YQL opens up 3rd-party web service table definitions to developers


YQL opens up 3rd-party web service table definitions to developers

The Yahoo! Query Language aspires to be the last web service API that the normal developer will ever have to learn. By default we implement 50+ tables that grab data both from Yahoo! web services, some 3rd party web services and then the web at large using our dynamic tables that allow you specify a data type and a url. However, those dynamic APIs limit the YQL user to a very flexible but ultimately hard to work with API without the benefit of the structure found in the other tables that we offer.

Today YQL introduced a new feature that allows 3rd parties to define new tables and then share those table definitions with whomever they like for them to use. For example, let’s say you are the New York Times or you are a developer that likes the New York Times APIs and would like to make them more accessible to someone using YQL. Yesterday, they released the article search API, so I will use that one among others as an example, to get an api-key to execute these examples go to their developer site. This is a pretty sophisticated API that allows you to search using a variety of parameters. If you were to use YQL without modification, you would simply use the dynamic JSON endpoint to parse out the results from their service. The big issue with this though is that you would be unable to easily construct the URLs required and would have to write that code that collected all the parameters and created the URL. If you had a YQL table, those parameters would be defined and how they are expressed in the URL codified and you would be able to individually address the keys.

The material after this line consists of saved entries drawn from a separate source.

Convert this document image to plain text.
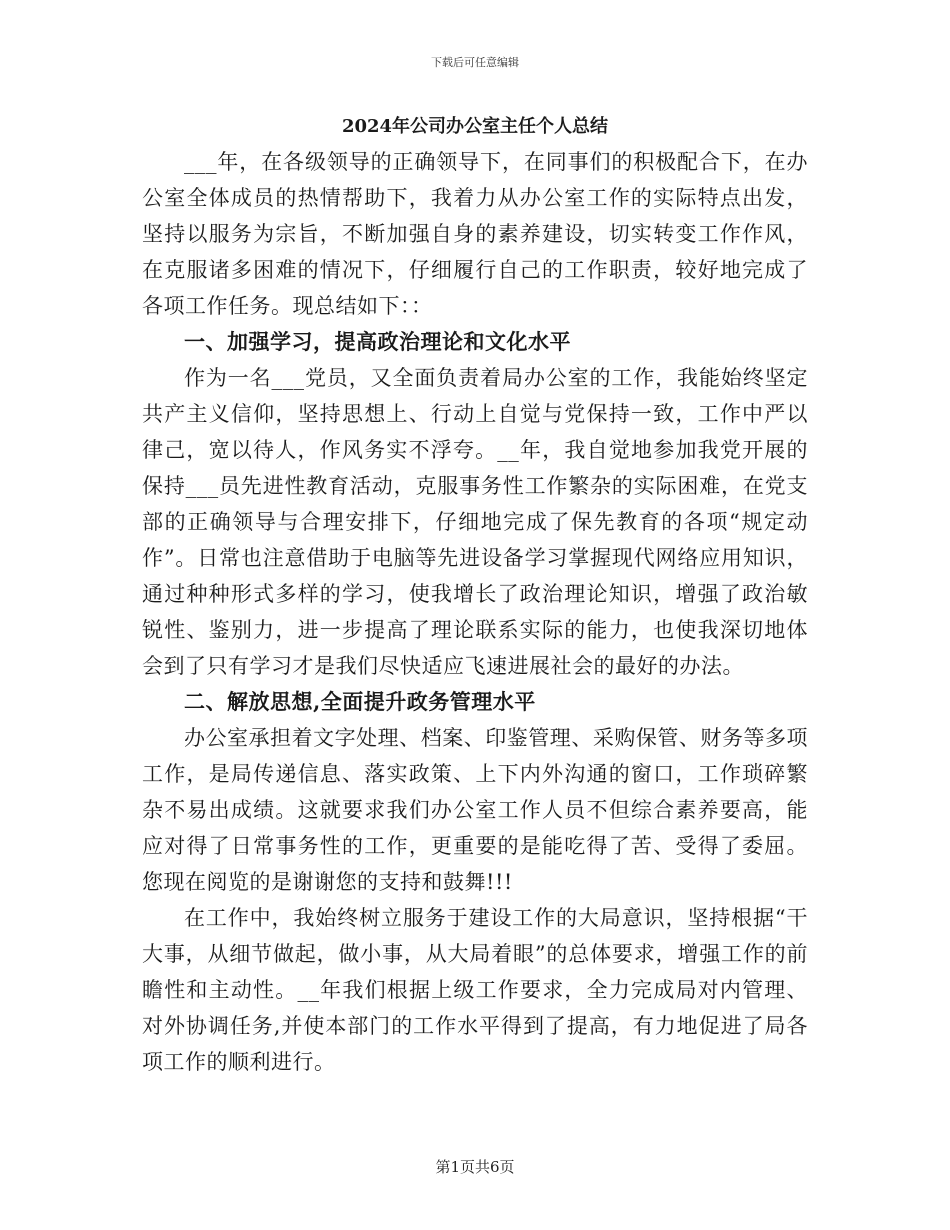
下载后可任意编辑
2024年公司办公室主任个人总结

___年，在各级领导的正确领导下，在同事们的积极配合下，在办公室全体成员的热情帮助下，我着力从办公室工作的实际特点出发，坚持以服务为宗旨，不断加强自身的素养建设，切实转变工作作风，在克服诸多困难的情况下，仔细履行自己的工作职责，较好地完成了各项工作任务。现总结如下：：

一、加强学习，提高政治理论和文化水平

作为一名___党员，又全面负责着局办公室的工作，我能始终坚定共产主义信仰，坚持思想上、行动上自觉与党保持一致，工作中严以律己，宽以待人，作风务实不浮夸。__年，我自觉地参加我党开展的保持___员先进性教育活动，克服事务性工作繁杂的实际困难，在党支部的正确领导与合理安排下，仔细地完成了保先教育的各项“规定动作”。日常也注意借助于电脑等先进设备学习掌握现代网络应用知识，通过种种形式多样的学习，使我增长了政治理论知识，增强了政治敏锐性、鉴别力，进一步提高了理论联系实际的能力，也使我深切地体会到了只有学习才是我们尽快适应飞速进展社会的最好的办法。

二、解放思想,全面提升政务管理水平

办公室承担着文字处理、档案、印鉴管理、采购保管、财务等多项工作，是局传递信息、落实政策、上下内外沟通的窗口，工作琐碎繁杂不易出成绩。这就要求我们办公室工作人员不但综合素养要高，能应对得了日常事务性的工作，更重要的是能吃得了苦、受得了委屈。您现在阅览的是谢谢您的支持和鼓舞!!!

在工作中，我始终树立服务于建设工作的大局意识，坚持根据“干大事，从细节做起，做小事，从大局着眼”的总体要求，增强工作的前瞻性和主动性。__年我们根据上级工作要求，全力完成局对内管理、对外协调任务,并使本部门的工作水平得到了提高，有力地促进了局各项工作的顺利进行。

第1页共6页
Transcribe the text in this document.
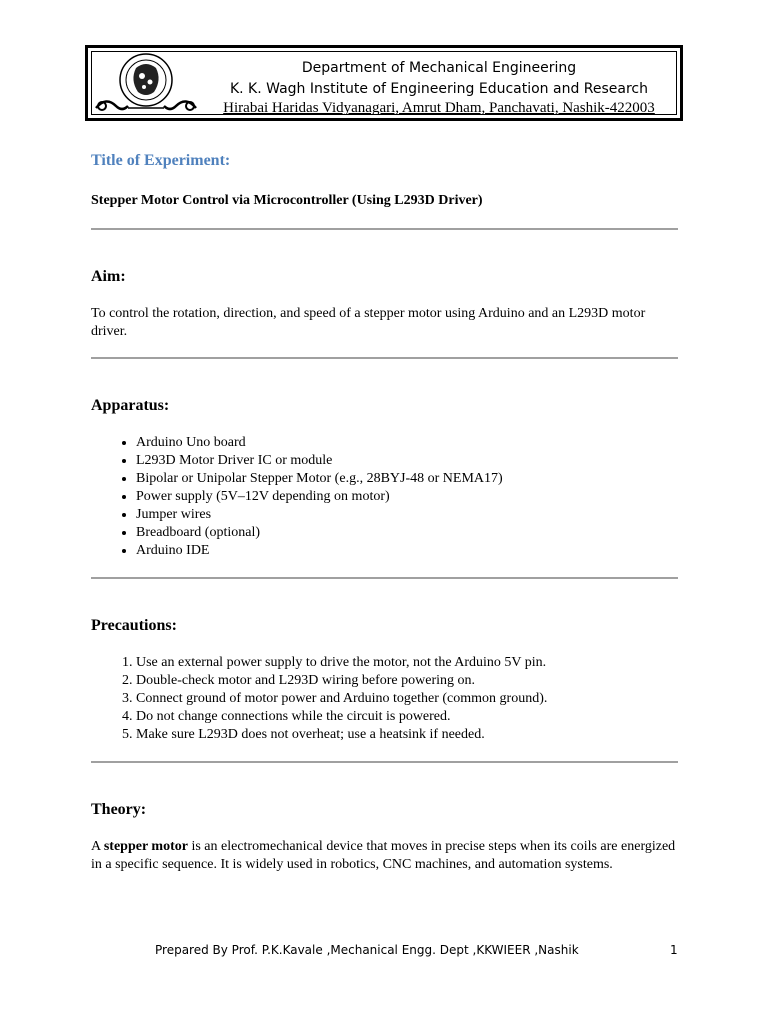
Department of Mechanical Engineering
K. K. Wagh Institute of Engineering Education and Research
Hirabai Haridas Vidyanagari, Amrut Dham, Panchavati, Nashik-422003
Title of Experiment:
Stepper Motor Control via Microcontroller (Using L293D Driver)
Aim:
To control the rotation, direction, and speed of a stepper motor using Arduino and an L293D motor driver.
Apparatus:
• Arduino Uno board
• L293D Motor Driver IC or module
• Bipolar or Unipolar Stepper Motor (e.g., 28BYJ-48 or NEMA17)
• Power supply (5V–12V depending on motor)
• Jumper wires
• Breadboard (optional)
• Arduino IDE
Precautions:
1. Use an external power supply to drive the motor, not the Arduino 5V pin.
2. Double-check motor and L293D wiring before powering on.
3. Connect ground of motor power and Arduino together (common ground).
4. Do not change connections while the circuit is powered.
5. Make sure L293D does not overheat; use a heatsink if needed.
Theory:
A stepper motor is an electromechanical device that moves in precise steps when its coils are energized in a specific sequence. It is widely used in robotics, CNC machines, and automation systems.
Prepared By Prof. P.K.Kavale ,Mechanical Engg. Dept ,KKWIEER ,Nashik	1
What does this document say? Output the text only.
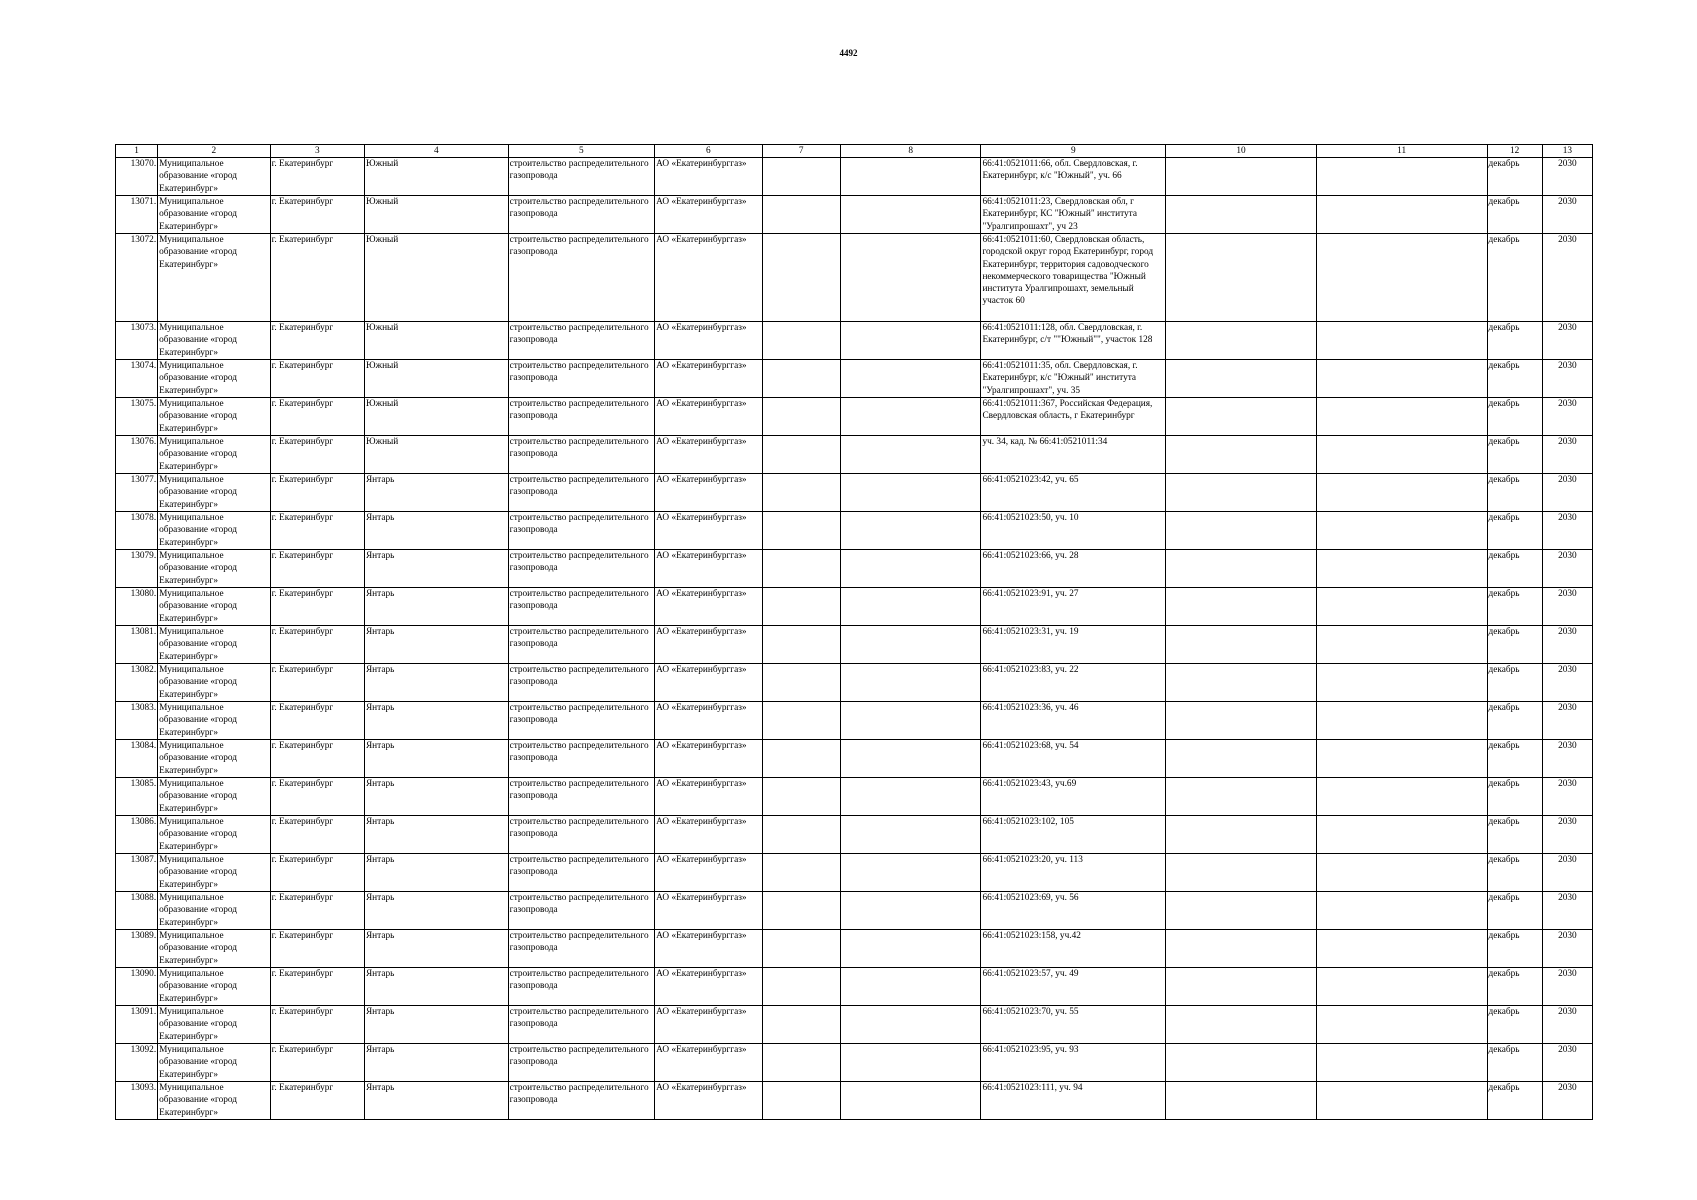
4492
1	2	3	4	5	6	7	8	9	10	11	12	13
13070.	Муниципальное образование «город Екатеринбург»	г. Екатеринбург	Южный	строительство распределительного газопровода	АО «Екатеринбурггаз»			66:41:0521011:66, обл. Свердловская, г. Екатеринбург, к/с "Южный", уч. 66			декабрь	2030
13071.	Муниципальное образование «город Екатеринбург»	г. Екатеринбург	Южный	строительство распределительного газопровода	АО «Екатеринбурггаз»			66:41:0521011:23, Свердловская обл, г Екатеринбург, КС "Южный" института "Уралгипрошахт", уч 23			декабрь	2030
13072.	Муниципальное образование «город Екатеринбург»	г. Екатеринбург	Южный	строительство распределительного газопровода	АО «Екатеринбурггаз»			66:41:0521011:60, Свердловская область, городской округ город Екатеринбург, город Екатеринбург, территория садоводческого некоммерческого товарищества "Южный института Уралгипрошахт, земельный участок 60			декабрь	2030
13073.	Муниципальное образование «город Екатеринбург»	г. Екатеринбург	Южный	строительство распределительного газопровода	АО «Екатеринбурггаз»			66:41:0521011:128, обл. Свердловская, г. Екатеринбург, с/т ""Южный"", участок 128			декабрь	2030
13074.	Муниципальное образование «город Екатеринбург»	г. Екатеринбург	Южный	строительство распределительного газопровода	АО «Екатеринбурггаз»			66:41:0521011:35, обл. Свердловская, г. Екатеринбург, к/с "Южный" института "Уралгипрошахт", уч. 35			декабрь	2030
13075.	Муниципальное образование «город Екатеринбург»	г. Екатеринбург	Южный	строительство распределительного газопровода	АО «Екатеринбурггаз»			66:41:0521011:367, Российская Федерация, Свердловская область, г Екатеринбург			декабрь	2030
13076.	Муниципальное образование «город Екатеринбург»	г. Екатеринбург	Южный	строительство распределительного газопровода	АО «Екатеринбурггаз»			уч. 34, кад. № 66:41:0521011:34			декабрь	2030
13077.	Муниципальное образование «город Екатеринбург»	г. Екатеринбург	Янтарь	строительство распределительного газопровода	АО «Екатеринбурггаз»			66:41:0521023:42, уч. 65			декабрь	2030
13078.	Муниципальное образование «город Екатеринбург»	г. Екатеринбург	Янтарь	строительство распределительного газопровода	АО «Екатеринбурггаз»			66:41:0521023:50, уч. 10			декабрь	2030
13079.	Муниципальное образование «город Екатеринбург»	г. Екатеринбург	Янтарь	строительство распределительного газопровода	АО «Екатеринбурггаз»			66:41:0521023:66, уч. 28			декабрь	2030
13080.	Муниципальное образование «город Екатеринбург»	г. Екатеринбург	Янтарь	строительство распределительного газопровода	АО «Екатеринбурггаз»			66:41:0521023:91, уч. 27			декабрь	2030
13081.	Муниципальное образование «город Екатеринбург»	г. Екатеринбург	Янтарь	строительство распределительного газопровода	АО «Екатеринбурггаз»			66:41:0521023:31, уч. 19			декабрь	2030
13082.	Муниципальное образование «город Екатеринбург»	г. Екатеринбург	Янтарь	строительство распределительного газопровода	АО «Екатеринбурггаз»			66:41:0521023:83, уч. 22			декабрь	2030
13083.	Муниципальное образование «город Екатеринбург»	г. Екатеринбург	Янтарь	строительство распределительного газопровода	АО «Екатеринбурггаз»			66:41:0521023:36, уч. 46			декабрь	2030
13084.	Муниципальное образование «город Екатеринбург»	г. Екатеринбург	Янтарь	строительство распределительного газопровода	АО «Екатеринбурггаз»			66:41:0521023:68, уч. 54			декабрь	2030
13085.	Муниципальное образование «город Екатеринбург»	г. Екатеринбург	Янтарь	строительство распределительного газопровода	АО «Екатеринбурггаз»			66:41:0521023:43, уч.69			декабрь	2030
13086.	Муниципальное образование «город Екатеринбург»	г. Екатеринбург	Янтарь	строительство распределительного газопровода	АО «Екатеринбурггаз»			66:41:0521023:102, 105			декабрь	2030
13087.	Муниципальное образование «город Екатеринбург»	г. Екатеринбург	Янтарь	строительство распределительного газопровода	АО «Екатеринбурггаз»			66:41:0521023:20, уч. 113			декабрь	2030
13088.	Муниципальное образование «город Екатеринбург»	г. Екатеринбург	Янтарь	строительство распределительного газопровода	АО «Екатеринбурггаз»			66:41:0521023:69, уч. 56			декабрь	2030
13089.	Муниципальное образование «город Екатеринбург»	г. Екатеринбург	Янтарь	строительство распределительного газопровода	АО «Екатеринбурггаз»			66:41:0521023:158, уч.42			декабрь	2030
13090.	Муниципальное образование «город Екатеринбург»	г. Екатеринбург	Янтарь	строительство распределительного газопровода	АО «Екатеринбурггаз»			66:41:0521023:57, уч. 49			декабрь	2030
13091.	Муниципальное образование «город Екатеринбург»	г. Екатеринбург	Янтарь	строительство распределительного газопровода	АО «Екатеринбурггаз»			66:41:0521023:70, уч. 55			декабрь	2030
13092.	Муниципальное образование «город Екатеринбург»	г. Екатеринбург	Янтарь	строительство распределительного газопровода	АО «Екатеринбурггаз»			66:41:0521023:95, уч. 93			декабрь	2030
13093.	Муниципальное образование «город Екатеринбург»	г. Екатеринбург	Янтарь	строительство распределительного газопровода	АО «Екатеринбурггаз»			66:41:0521023:111, уч. 94			декабрь	2030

So without this ability you would use something like this:

select * from json where url=’http://api.nytimes.com/svc/search/v1/article?api-key=...
&query=yahoo&begin_date=19990112&end_date=19993112' and
itemPath=’json.results’

If we instead defined the API using the YQL open data tables specification you would be able to do this (by the way, don’t read the headlines, you’ll just be depressed):

use ‘http://www.javarants.com/nyt/nyt.article.search.xml' as articles;
select * from articles where apikey=’…’ and query=’yahoo’ and begin_date=’19990112' and
end_date=’19993112'

Why is this superior? For a number of reasons. In the second case not only does it make it easier for anyone to use it, it also brings those keys from the query into columns which allows you to do joins that you cannot do with the first abstraction. Here is an example join:

select * from bs where apikey=’…’ and query in (‘yahoo’, ‘google’, ‘microsoft’) and begin_date=’19990112' and end_date=’20000101'

This will actually do 3 searches for you in parallel and then return the combined result. By creating a YQL open table we can really off-load processing that you would normally do on your client or server to the YQL engine. You’ll note with that query that the user-time spent is actually about half or less than the actual service-time thus drastically decreasing the latency through asynchronous processing.

One of the really nice APIs out there is FriendFeed’s API. It really is very well designed and easily works with straight-forward table definitions. Here is an example of how to get the public feed:

use ‘http://www.javarants.com/friendfeed/friendfeed.feeds.xml' as ff;
select * from ffconsole

By defining different endpoints with the same table definition we will automatically select the correct API based on the keys included in the query. Using that same table we can also get my public entries from twitter:

select * from ff where nickname=’spullara’ and service=’twitter’console

This won’t include my private entries though. However, if you had my remotekey you could generate and pass YQL the authorization header required and it would pass it on to authenticate the API call. Another popular example that has been on the forums is the ability to use weather.com’s API to tease out international locations. That is actually really easy and you can even use that data to join with their weather forecasts. Here is an example where we pull the weather for all the Moscow’s of the world:

use ‘http://www.javarants.com/weather/weather.search.xml' as ws;use ‘http://www.javarants.com/weather/weather.local.xml' as wl;
select * from wl where location in (select id from ws where query=’moscow’)console

I’ve actually started up a project on github called yql-tables to store useful table definitions and will be taking submissions from the community. You can try them out by ‘use’ing them directly from the git repository or by pulling them onto your own server accessible from the YQL servers.